Nixon brought his 5-year-old son with him to the initially peaceful rally to be a part of something important; “We wanted to have our voices to support [Philando] Castile and Alton Sterling.” After what Nixon believes was a separate group arrived expressing their anger, he decided it best to take his son and leave, and it was while making his way to his car that the first shots from the sniper rang out.
“I hate that this is what actually will be remembered,” he said in his interview with MSNBC. “That the worst of people will give us a perception of our people.
Nixon recalls his thoughts during the shooting:
“You start to think it’s me against the world. And with that type of mentality, we’ll implode as a people. We’ll implode not as ethnicity as a people, but as a people, period. We’re all one race at the end of the day. If we get a ‘me against the world’ mentality ― last night I was thinking, maybe it’s not black lives matter or all lives matter, maybe it’s just my life matters.
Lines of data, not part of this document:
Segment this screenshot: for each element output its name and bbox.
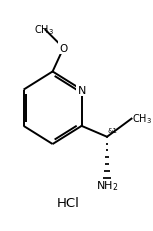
Text: O: O: [59, 44, 68, 54]
Text: CH$_3$: CH$_3$: [34, 23, 54, 36]
Text: NH$_2$: NH$_2$: [96, 179, 118, 192]
Text: CH$_3$: CH$_3$: [132, 111, 152, 125]
Text: HCl: HCl: [57, 196, 79, 209]
Text: &1: &1: [108, 128, 118, 134]
Text: N: N: [77, 85, 86, 95]
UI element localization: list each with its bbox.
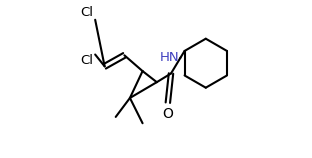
Text: Cl: Cl	[80, 6, 93, 19]
Text: HN: HN	[160, 51, 179, 64]
Text: Cl: Cl	[80, 54, 93, 67]
Text: O: O	[163, 107, 173, 121]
Maybe it’s just my family’s life matters. I had to recover from that spiritually.”
In regards to the challenges Nixon has faced himself in the past, he shared a story of how police officers helped him to turn his life around:
“At a point in my life, I sold drugs, and the honest truth is that the mercy that was extended to me wasn’t by other drug dealers, it wasn’t by African-American men, but it was by two Anglo-American officers that found me with drugs and they extended me mercy, and from there I was able to be a husband. I was able to be a father. I’m a pastor and a preacher now. And at the same time, when I’m in a three-piece suit, from the police I’m treated worse than when I was a thug.
“So it proves to me that everybody’s not bad,” he continued. “That everybody wearing a badge is not bad. That every African-American is not bad. But we have to change our concepts. We have to change our ideology in this country. We’re so segregated in everything. We’re segregated in our schools still. We’re segregated in our religion. We’re segregated in churches. And it destroys us.”
Nixon is concerned the shooting will further inflame tensions between police and the community, or allow people to justify prejudiced views:
“But I think that the best thing we can do is to value lives over the economy. I think that’s one of our biggest problems in America is that the economy is stronger than our moral fiber. Our desire for prosperity is so much greater than our desire to be moral, to be humane, to love, to care, that we’ll risk our children, we’ll risk the sanctity of marriage or anything just for money. Just to stay on top as a nation. What we don’t understand, I think, is that when we lose our heart, when we lose our souls, we’re really the bottom, we’re really the worst of people no matter how materially rich we are.”